Gary Thomas is no stranger to all things marriage. Known for his bestselling "sacred" titles, like Sacred Path, Sacred Marriage, and Sacred Parenting, Thomas extends his list to include the search for a marriage partner for singles and those contemplating marriage. Despite the many marriage related books and articles Thomas has written, there is still many glittering insights of his wisdom on marriage. Coupled with his ability to weave together ideas with words, stories with persons, and spiritual wisdom with biblical insights, Thomas has again provided readers with a guide on how to think properly on marriage, especially for singles and those yet to be married. A good beginning may not be absolutely essential in any good marriage, but it sure helps. What I appreciate is the way spirituality is discussed with the basic spiritual disciplines of believers. Like the heart that motivates the actions, the spiritual inspiration ignites the desire to make a marriage work. For me, his biggest gem in this book is a reminder to us that people are not things. We can find things like finding a phone to purchase, an idea to implement, a car to own, or a school to attend. Not people. Spouses are not people that we find in order to become perfect matches for us. Instead, a spouse is someone that we make, that we groom, that we encourage to become more like Christ, to seek God's Kingdom and God's Righteousness first. Do not marry because someone has all the aesthetic qualities or exceptional abilities, for they will slow down one day, or their skills will diminish. Neither should we marry someone simply because we show mercy or feel pity for that person, for soon we have to grapple with feeling pity for ourselves. Asking who we should marry is the secondary question. The primary question is "why" do we want to marry, which is a question that is intimately tied to Matthew 6:33. This is the sacred search.

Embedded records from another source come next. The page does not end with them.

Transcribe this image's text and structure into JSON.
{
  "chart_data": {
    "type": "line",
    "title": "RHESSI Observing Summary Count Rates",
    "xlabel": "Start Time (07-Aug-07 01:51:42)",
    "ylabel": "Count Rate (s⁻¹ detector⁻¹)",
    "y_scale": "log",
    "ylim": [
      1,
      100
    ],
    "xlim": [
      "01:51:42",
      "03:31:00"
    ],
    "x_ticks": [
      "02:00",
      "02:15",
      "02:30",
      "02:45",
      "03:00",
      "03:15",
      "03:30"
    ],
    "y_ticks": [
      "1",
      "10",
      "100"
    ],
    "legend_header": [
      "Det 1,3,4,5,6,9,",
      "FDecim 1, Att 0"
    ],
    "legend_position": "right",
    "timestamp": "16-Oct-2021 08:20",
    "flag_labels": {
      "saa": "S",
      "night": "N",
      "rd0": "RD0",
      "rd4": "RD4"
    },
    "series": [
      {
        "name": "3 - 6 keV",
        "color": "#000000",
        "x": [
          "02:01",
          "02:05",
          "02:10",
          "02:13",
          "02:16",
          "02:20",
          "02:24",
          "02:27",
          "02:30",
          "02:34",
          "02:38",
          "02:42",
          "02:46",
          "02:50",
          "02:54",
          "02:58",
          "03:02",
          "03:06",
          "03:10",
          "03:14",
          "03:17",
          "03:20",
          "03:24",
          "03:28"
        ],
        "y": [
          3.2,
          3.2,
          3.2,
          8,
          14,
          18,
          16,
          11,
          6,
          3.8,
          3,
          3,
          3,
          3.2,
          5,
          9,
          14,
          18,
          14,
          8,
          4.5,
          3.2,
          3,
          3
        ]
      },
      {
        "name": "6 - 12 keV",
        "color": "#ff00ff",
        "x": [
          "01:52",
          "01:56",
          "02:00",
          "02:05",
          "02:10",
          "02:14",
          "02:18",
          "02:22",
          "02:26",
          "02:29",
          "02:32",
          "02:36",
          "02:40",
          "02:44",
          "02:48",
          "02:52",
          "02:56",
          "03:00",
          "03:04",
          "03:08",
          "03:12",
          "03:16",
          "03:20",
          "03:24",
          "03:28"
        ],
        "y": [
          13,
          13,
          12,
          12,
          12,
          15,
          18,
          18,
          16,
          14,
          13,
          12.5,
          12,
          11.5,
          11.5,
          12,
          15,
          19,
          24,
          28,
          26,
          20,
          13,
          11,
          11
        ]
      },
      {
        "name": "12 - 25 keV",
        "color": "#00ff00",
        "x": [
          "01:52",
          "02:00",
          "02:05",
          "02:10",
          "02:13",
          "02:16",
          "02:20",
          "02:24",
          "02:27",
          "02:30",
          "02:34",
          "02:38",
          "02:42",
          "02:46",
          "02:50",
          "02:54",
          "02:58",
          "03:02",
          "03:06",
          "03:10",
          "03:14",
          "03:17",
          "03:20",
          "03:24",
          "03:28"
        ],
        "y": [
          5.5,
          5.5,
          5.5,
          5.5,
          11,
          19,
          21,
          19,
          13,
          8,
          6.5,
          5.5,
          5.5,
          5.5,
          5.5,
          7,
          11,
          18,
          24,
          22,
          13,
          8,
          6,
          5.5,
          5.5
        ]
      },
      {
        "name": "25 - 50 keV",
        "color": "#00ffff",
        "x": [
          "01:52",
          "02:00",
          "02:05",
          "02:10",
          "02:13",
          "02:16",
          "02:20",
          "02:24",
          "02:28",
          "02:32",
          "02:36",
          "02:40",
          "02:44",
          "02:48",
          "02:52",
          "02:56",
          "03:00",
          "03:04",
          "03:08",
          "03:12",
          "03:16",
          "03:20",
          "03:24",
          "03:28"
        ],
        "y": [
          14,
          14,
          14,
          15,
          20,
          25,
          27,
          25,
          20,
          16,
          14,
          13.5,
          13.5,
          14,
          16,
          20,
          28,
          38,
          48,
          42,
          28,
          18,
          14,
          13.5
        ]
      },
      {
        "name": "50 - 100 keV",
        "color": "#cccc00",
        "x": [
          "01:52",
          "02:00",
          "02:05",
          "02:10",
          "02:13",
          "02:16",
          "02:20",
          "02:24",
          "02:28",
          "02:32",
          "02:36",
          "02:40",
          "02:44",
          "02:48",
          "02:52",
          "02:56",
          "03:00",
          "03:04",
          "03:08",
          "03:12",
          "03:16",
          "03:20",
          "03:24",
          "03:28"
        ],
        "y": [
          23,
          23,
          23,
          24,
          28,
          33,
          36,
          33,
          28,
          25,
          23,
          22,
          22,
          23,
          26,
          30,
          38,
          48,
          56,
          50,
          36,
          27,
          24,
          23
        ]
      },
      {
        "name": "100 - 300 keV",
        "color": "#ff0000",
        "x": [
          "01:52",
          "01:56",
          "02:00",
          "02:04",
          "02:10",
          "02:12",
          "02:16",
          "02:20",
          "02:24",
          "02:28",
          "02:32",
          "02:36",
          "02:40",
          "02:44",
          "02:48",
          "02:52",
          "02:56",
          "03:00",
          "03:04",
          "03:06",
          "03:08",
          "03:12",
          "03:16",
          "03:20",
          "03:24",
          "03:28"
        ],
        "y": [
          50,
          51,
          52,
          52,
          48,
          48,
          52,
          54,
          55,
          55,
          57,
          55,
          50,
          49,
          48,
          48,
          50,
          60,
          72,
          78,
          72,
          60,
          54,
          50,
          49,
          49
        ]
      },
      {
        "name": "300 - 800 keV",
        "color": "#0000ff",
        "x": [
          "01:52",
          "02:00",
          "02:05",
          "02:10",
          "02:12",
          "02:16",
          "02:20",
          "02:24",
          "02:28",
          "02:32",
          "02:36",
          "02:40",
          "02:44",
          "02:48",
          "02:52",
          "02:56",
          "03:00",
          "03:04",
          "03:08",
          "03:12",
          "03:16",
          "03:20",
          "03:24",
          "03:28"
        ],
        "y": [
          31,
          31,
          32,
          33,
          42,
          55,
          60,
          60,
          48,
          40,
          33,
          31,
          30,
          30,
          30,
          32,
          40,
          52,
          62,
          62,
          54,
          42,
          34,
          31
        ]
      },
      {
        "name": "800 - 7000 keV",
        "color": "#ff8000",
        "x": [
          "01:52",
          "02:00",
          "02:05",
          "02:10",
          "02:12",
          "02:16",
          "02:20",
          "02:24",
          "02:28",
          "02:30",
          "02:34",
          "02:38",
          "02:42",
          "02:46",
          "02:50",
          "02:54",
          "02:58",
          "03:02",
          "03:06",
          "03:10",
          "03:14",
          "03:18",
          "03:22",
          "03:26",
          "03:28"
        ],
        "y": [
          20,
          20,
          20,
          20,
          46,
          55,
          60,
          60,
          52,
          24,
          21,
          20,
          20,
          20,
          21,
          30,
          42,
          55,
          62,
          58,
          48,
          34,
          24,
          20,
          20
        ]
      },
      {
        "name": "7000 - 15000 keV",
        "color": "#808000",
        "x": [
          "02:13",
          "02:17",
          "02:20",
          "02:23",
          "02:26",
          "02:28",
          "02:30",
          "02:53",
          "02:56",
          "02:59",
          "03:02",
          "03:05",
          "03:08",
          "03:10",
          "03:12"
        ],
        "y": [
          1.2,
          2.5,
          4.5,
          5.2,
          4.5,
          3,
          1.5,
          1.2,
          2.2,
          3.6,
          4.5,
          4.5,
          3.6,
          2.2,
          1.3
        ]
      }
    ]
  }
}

Kudos to Gary Thomas again for an excellent book for singles and for those considering marriage. Pastors, counsellors, teachers, leaders, and even married couples will benefit greatly from reading this book.


Rating: 5 stars of 5.

conrade

This book is provided to me free by David C. Cook Publishers and NetGalley without any obligation for a positive review. All opinions offered above are mine unless otherwise stated or implied.